One of the things which amazes us is this: most of us Jamaicans use Jamaican Creole most of the time; however, whenever many of us hear about the Jamaican Bible, for some reason or another, we associate the language, and hence the translation project, with vulgarity! This association was illustrated in one of our newspapers' editorial cartoons of a pastor reading, in absolute horror, the Jamaican translation of the Christmas Narrative. This is what the minister read: "An' memba de prophet sey de virgin a goh breed an' a bwoy pickney a goh bawn! Dem a goh call him JEEZAS..."

As one would expect, the congregation was equally horrified when they heard the word "breed"!

We are not aware of one speaker of Jamaican Creole who uses the Jamaican to express nothing but vulgarity. In fact, our impression is that we express vulgarity less than 5% of the time. It seems unreasonable, therefore, to conclude that the Jamaican Bible will be replete with vulgarity.
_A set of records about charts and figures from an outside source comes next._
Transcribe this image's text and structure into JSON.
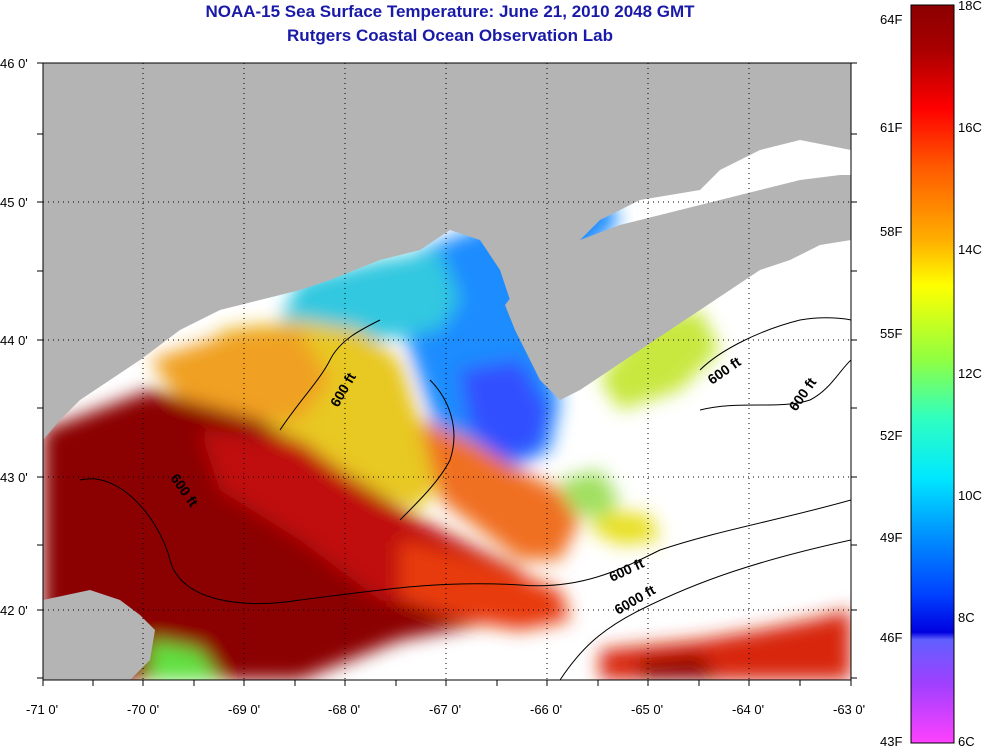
{
  "title": "NOAA-15 Sea Surface Temperature:  June 21, 2010 2048 GMT",
  "subtitle": "Rutgers Coastal Ocean Observation Lab",
  "map": {
    "lat_ticks": [
      "46 0'",
      "45 0'",
      "44 0'",
      "43 0'",
      "42 0'"
    ],
    "lon_ticks": [
      "-71 0'",
      "-70 0'",
      "-69 0'",
      "-68 0'",
      "-67 0'",
      "-66 0'",
      "-65 0'",
      "-64 0'",
      "-63 0'"
    ],
    "contour_labels": [
      "600 ft",
      "600 ft",
      "600 ft",
      "600 ft",
      "600 ft",
      "6000 ft"
    ],
    "colors": {
      "land": "#b4b4b4",
      "no_data": "#ffffff"
    }
  },
  "colorbar": {
    "fahrenheit_labels": [
      "64F",
      "61F",
      "58F",
      "55F",
      "52F",
      "49F",
      "46F",
      "43F"
    ],
    "celsius_labels": [
      "18C",
      "16C",
      "14C",
      "12C",
      "10C",
      "8C",
      "6C"
    ],
    "range_c": [
      6,
      18
    ]
  }
}
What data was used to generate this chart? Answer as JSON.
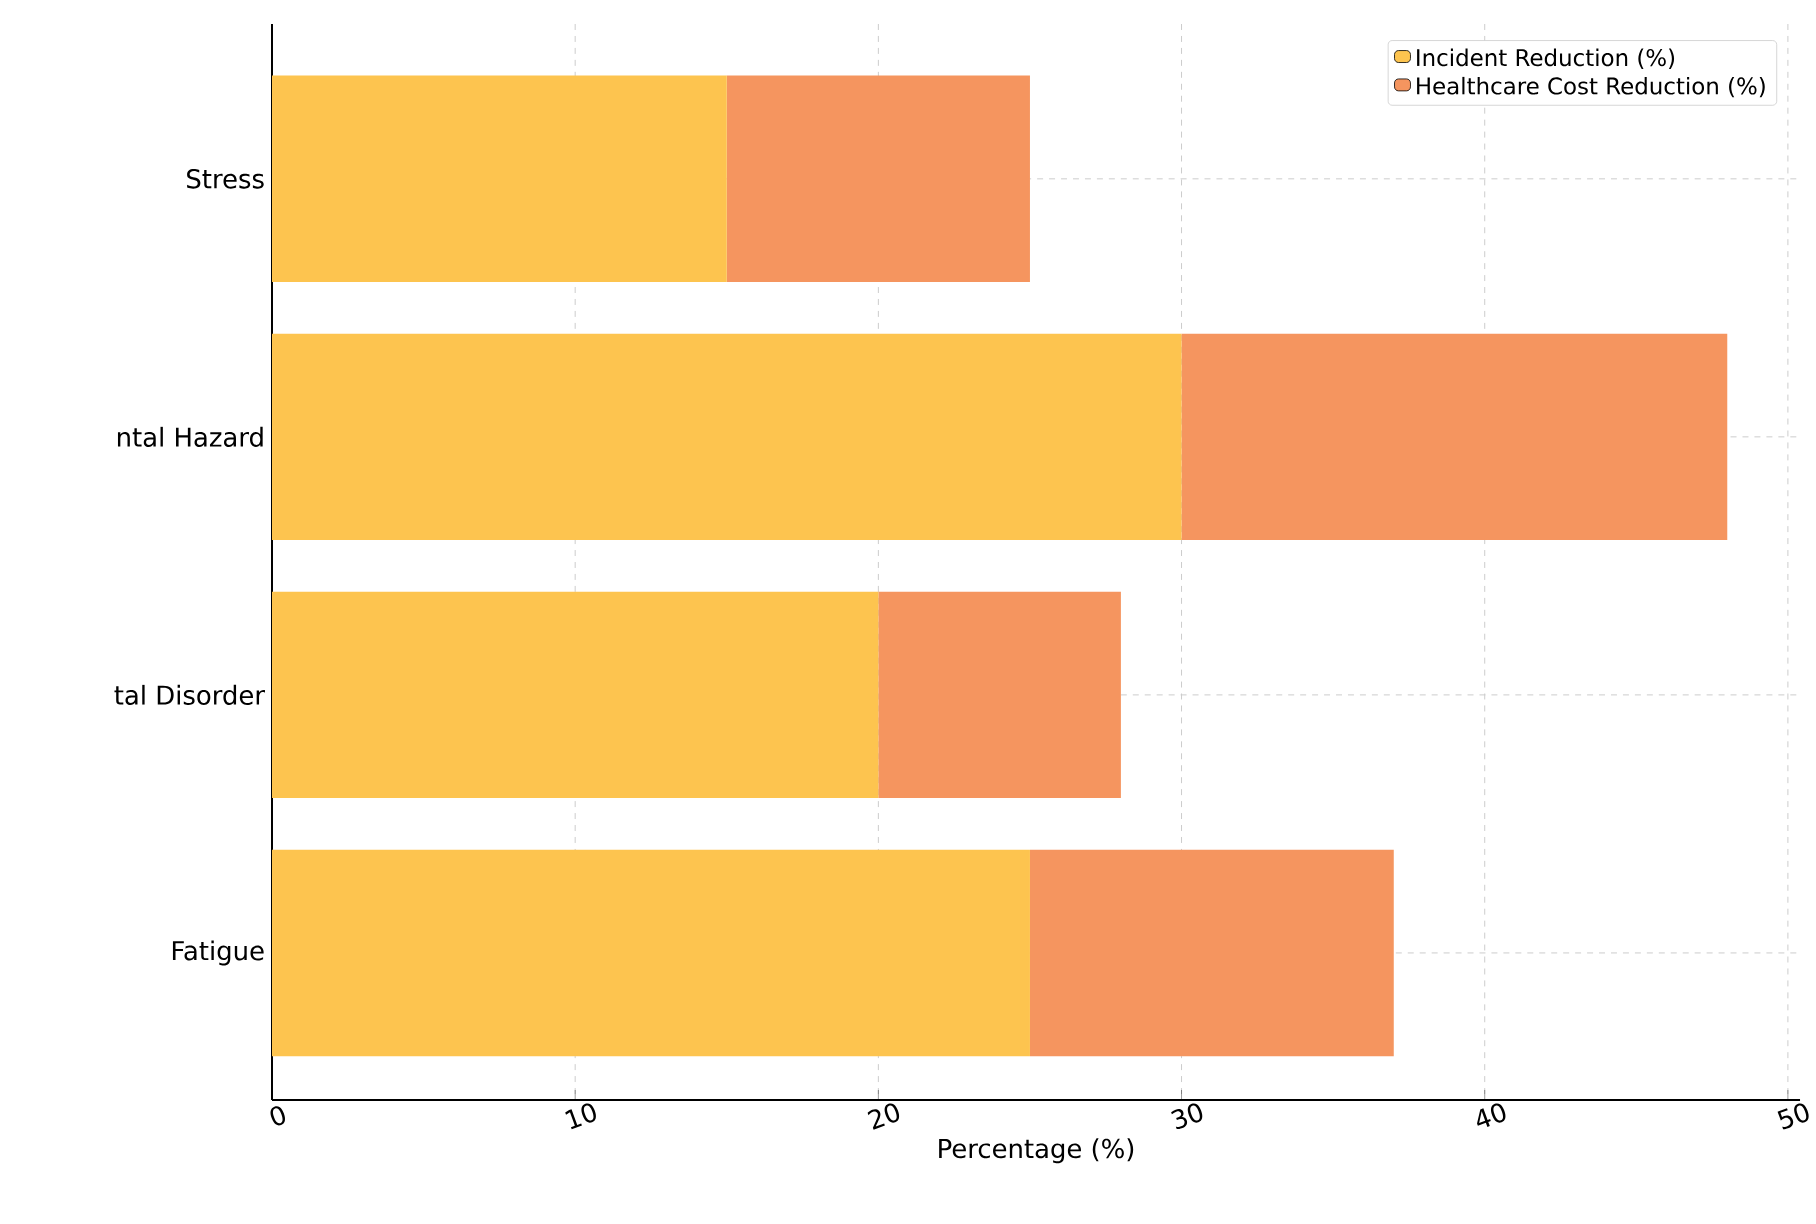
{
  "chart_data": {
    "type": "bar",
    "orientation": "horizontal",
    "stacked": true,
    "xlabel": "Percentage (%)",
    "categories": [
      "Stress",
      "ntal Hazard",
      "tal Disorder",
      "Fatigue"
    ],
    "series": [
      {
        "name": "Incident Reduction (%)",
        "color": "#fdc44f",
        "values": [
          15,
          30,
          20,
          25
        ]
      },
      {
        "name": "Healthcare Cost Reduction (%)",
        "color": "#f5955f",
        "values": [
          10,
          18,
          8,
          12
        ]
      }
    ],
    "xlim": [
      0,
      50.4
    ],
    "xticks": [
      0,
      10,
      20,
      30,
      40,
      50
    ],
    "grid": true,
    "legend": "top right"
  }
}
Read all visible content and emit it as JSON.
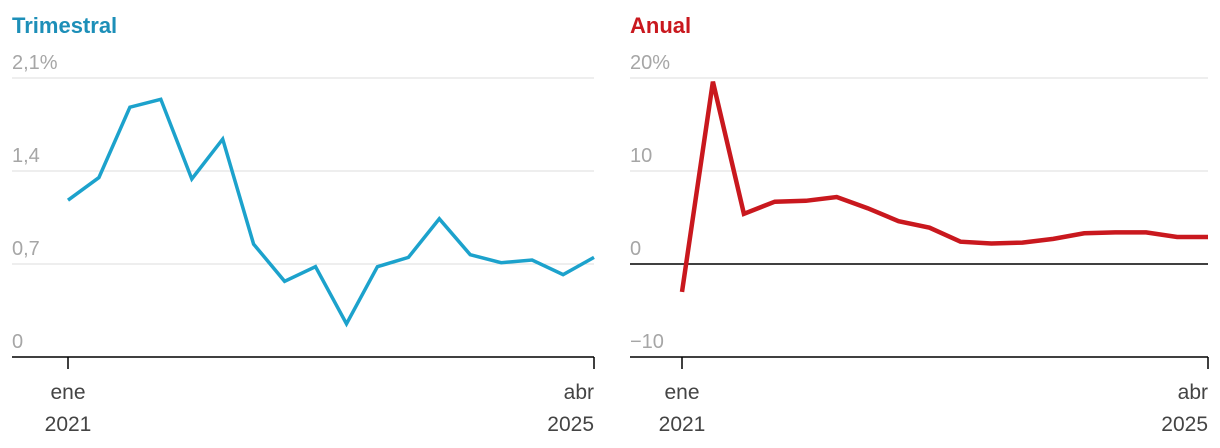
{
  "colors": {
    "left_series": "#1ca2cc",
    "right_series": "#c9181e",
    "left_title": "#1d8fb8",
    "right_title": "#c9181e"
  },
  "chart_data": [
    {
      "type": "line",
      "title": "Trimestral",
      "x_start_label": [
        "ene",
        "2021"
      ],
      "x_end_label": [
        "abr",
        "2025"
      ],
      "y_ticks": [
        "2,1%",
        "1,4",
        "0,7",
        "0"
      ],
      "y_tick_values": [
        2.1,
        1.4,
        0.7,
        0
      ],
      "ylim": [
        0,
        2.1
      ],
      "grid": true,
      "series": [
        {
          "values": [
            1.18,
            1.35,
            1.88,
            1.94,
            1.34,
            1.64,
            0.85,
            0.57,
            0.68,
            0.25,
            0.68,
            0.75,
            1.04,
            0.77,
            0.71,
            0.73,
            0.62,
            0.75
          ]
        }
      ]
    },
    {
      "type": "line",
      "title": "Anual",
      "x_start_label": [
        "ene",
        "2021"
      ],
      "x_end_label": [
        "abr",
        "2025"
      ],
      "y_ticks": [
        "20%",
        "10",
        "0",
        "−10"
      ],
      "y_tick_values": [
        20,
        10,
        0,
        -10
      ],
      "ylim": [
        -10,
        20
      ],
      "grid": true,
      "zero_line": true,
      "series": [
        {
          "values": [
            -3,
            19.6,
            5.4,
            6.7,
            6.8,
            7.2,
            6,
            4.6,
            3.9,
            2.4,
            2.2,
            2.3,
            2.7,
            3.3,
            3.4,
            3.4,
            2.9,
            2.9
          ]
        }
      ]
    }
  ]
}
Nonetheless, in order to put your fears to rest, the Bible Society assures you that:

"The text in Jamaican will not be loose, laughable, vulgar or slangy; at the same time, it will not be rigid and unnatural."

1 comment:

  1. Vulgarity can be and is expressed in any of the world’s 6000 + languages. But it is important to remember that what is vulgar is the use to which a language is being put by individual speakers and NOT the language itself. Jamaican Creole --up until now—has been limited to certain domains in Jamaican society (dub poetry, dance hall music, most informal and intimate conversations, etc.). In some of those domains, vulgarity is doubtless more common than in others, such as academic discourse, education, the press, serious literature and sermons, domains which in Jamaica have traditionally belonged to English. This can give the impression that Creole is used more frequently to express vulgarity.

    But now Creole is acquiring a new domain, that of Scripture, and I have no doubt that Jamaica’s heart language will be found worthy of the task. And soon Jamaicans will hear the Bible in a new way, not in the language they learn in school, but in the one they learn at home, in the one that binds them in their Jamaicanness, the one that reminds them that they share a common history of agony and victory, the one they use in those warmer, less academic moments. And they will hear the Bible as they never have before.